If doctors and hospitals are paid less, the outlook on Medicare's future is better. 

Fact or Fiction?

Fiction. Simply cutting payments to providers will not result in a brighter future for Medicare.

Cuts to providers may damage access to care. For example, some states with financial pressures from depressed revenues during the Great Recession have been cutting Medicaid payments to doctors and hospitals, and this has created shortages of physicians willing to accept new Medicaid patients. “Further depressing payment rates can only worsen the situation,” says Sara Rosenbaum, chair of the health policy department at George Washington University. She says some states cutting rates—such as South Carolina—already have severe Medicaid physician shortages.  

What is happening with Medicaid (the federal-state health program for the poor) provides a cautionary warning about what might happen to Medicare if rates were cut. Medicare payments are provided 100 percent by the federal government, which hasn’t reduced any reimbursements. But there is concern that if rates are cut in the future, fewer doctors would be willing to treat Medicare patients. 

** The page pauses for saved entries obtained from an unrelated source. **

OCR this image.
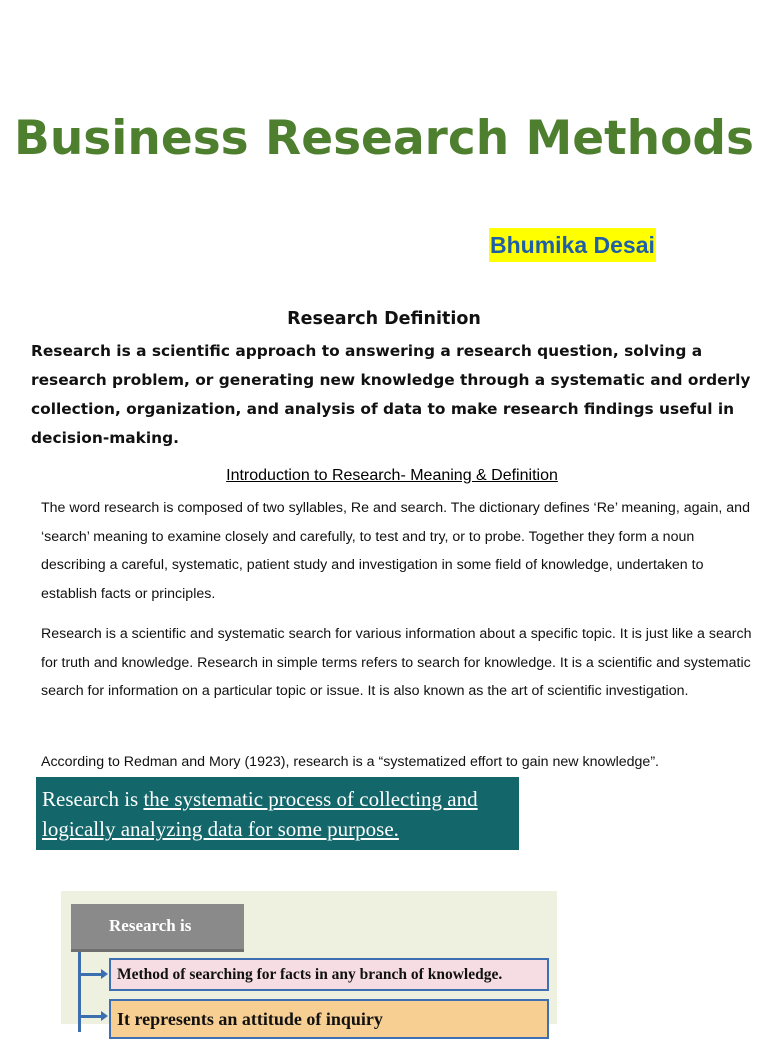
Business Research Methods
Bhumika Desai
Research Definition

Research is a scientific approach to answering a research question, solving a research problem, or generating new knowledge through a systematic and orderly collection, organization, and analysis of data to make research findings useful in decision-making.

Introduction to Research- Meaning & Definition

The word research is composed of two syllables, Re and search. The dictionary defines ‘Re’ meaning, again, and ‘search’ meaning to examine closely and carefully, to test and try, or to probe. Together they form a noun describing a careful, systematic, patient study and investigation in some field of knowledge, undertaken to establish facts or principles.

Research is a scientific and systematic search for various information about a specific topic. It is just like a search for truth and knowledge. Research in simple terms refers to search for knowledge. It is a scientific and systematic search for information on a particular topic or issue. It is also known as the art of scientific investigation.

According to Redman and Mory (1923), research is a “systematized effort to gain new knowledge”.

Research is the systematic process of collecting and logically analyzing data for some purpose.
Research is
Method of searching for facts in any branch of knowledge.
It represents an attitude of inquiry
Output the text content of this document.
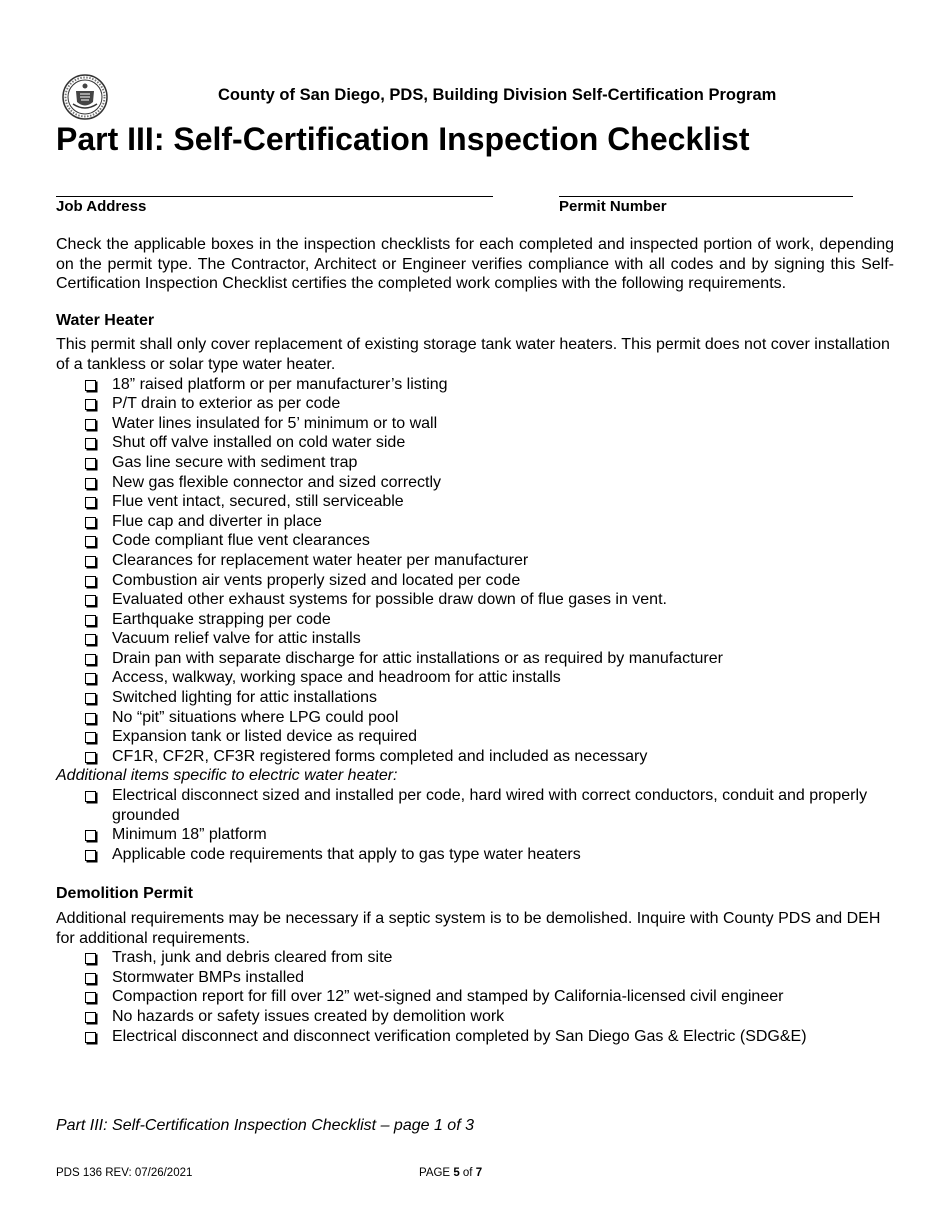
County of San Diego, PDS, Building Division Self-Certification Program
Part III: Self-Certification Inspection Checklist
Job Address	Permit Number

Check the applicable boxes in the inspection checklists for each completed and inspected portion of work, depending on the permit type. The Contractor, Architect or Engineer verifies compliance with all codes and by signing this Self-Certification Inspection Checklist certifies the completed work complies with the following requirements.

Water Heater

This permit shall only cover replacement of existing storage tank water heaters. This permit does not cover installation of a tankless or solar type water heater.

18” raised platform or per manufacturer’s listing
P/T drain to exterior as per code
Water lines insulated for 5’ minimum or to wall
Shut off valve installed on cold water side
Gas line secure with sediment trap
New gas flexible connector and sized correctly
Flue vent intact, secured, still serviceable
Flue cap and diverter in place
Code compliant flue vent clearances
Clearances for replacement water heater per manufacturer
Combustion air vents properly sized and located per code
Evaluated other exhaust systems for possible draw down of flue gases in vent.
Earthquake strapping per code
Vacuum relief valve for attic installs
Drain pan with separate discharge for attic installations or as required by manufacturer
Access, walkway, working space and headroom for attic installs
Switched lighting for attic installations
No “pit” situations where LPG could pool
Expansion tank or listed device as required
CF1R, CF2R, CF3R registered forms completed and included as necessary

Additional items specific to electric water heater:

Electrical disconnect sized and installed per code, hard wired with correct conductors, conduit and properly grounded
Minimum 18” platform
Applicable code requirements that apply to gas type water heaters
Demolition Permit

Additional requirements may be necessary if a septic system is to be demolished. Inquire with County PDS and DEH for additional requirements.

Trash, junk and debris cleared from site
Stormwater BMPs installed
Compaction report for fill over 12” wet-signed and stamped by California-licensed civil engineer
No hazards or safety issues created by demolition work
Electrical disconnect and disconnect verification completed by San Diego Gas & Electric (SDG&E)
Part III: Self-Certification Inspection Checklist – page 1 of 3
PDS 136 REV: 07/26/2021	PAGE 5 of 7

However, there is widespread recognition that the system can be improved by figuring out how to provide payments only for quality care. The Affordable Care Act will provide bonus payments to hospitals, for example, when they reduce readmissions. Inflation in health care will keep rising at an unsustainable pace, unless the government is successful in focusing on paying for quality care, Health and Human Services Secretary Kathleen Sebelius told a Congressional hearing. “I think the assumption is that nothing changes in care…that we keep paying at the same not only rates, but keep saying for the same kinds of services,” she said. “ So if you assume that care delivery doesn’t change at all, that we keep paying for good care, the same that we pay for bad care, if we don’t have any changes in underlining care, if we don’t’ coordinate care, if we don’t have more home based patient based care….That trend line is probably accurate.” 

Sebelius said the goal is to find new ways of rewarding those who deliver high-quality efficient care that saves money. “I would suggest that what the Affordable Care Act does and what we have begun to do pretty successfully with the innovation center and the very enthusiastic support of a lot of health care providers across the country is look at where the best practices are…groups that have actually delivered very high quality care well below the trend line and capture that and then reach out to others to try to accelerate that change and use the enormous levers of the Medicare payment system to do just that to drive best practices.”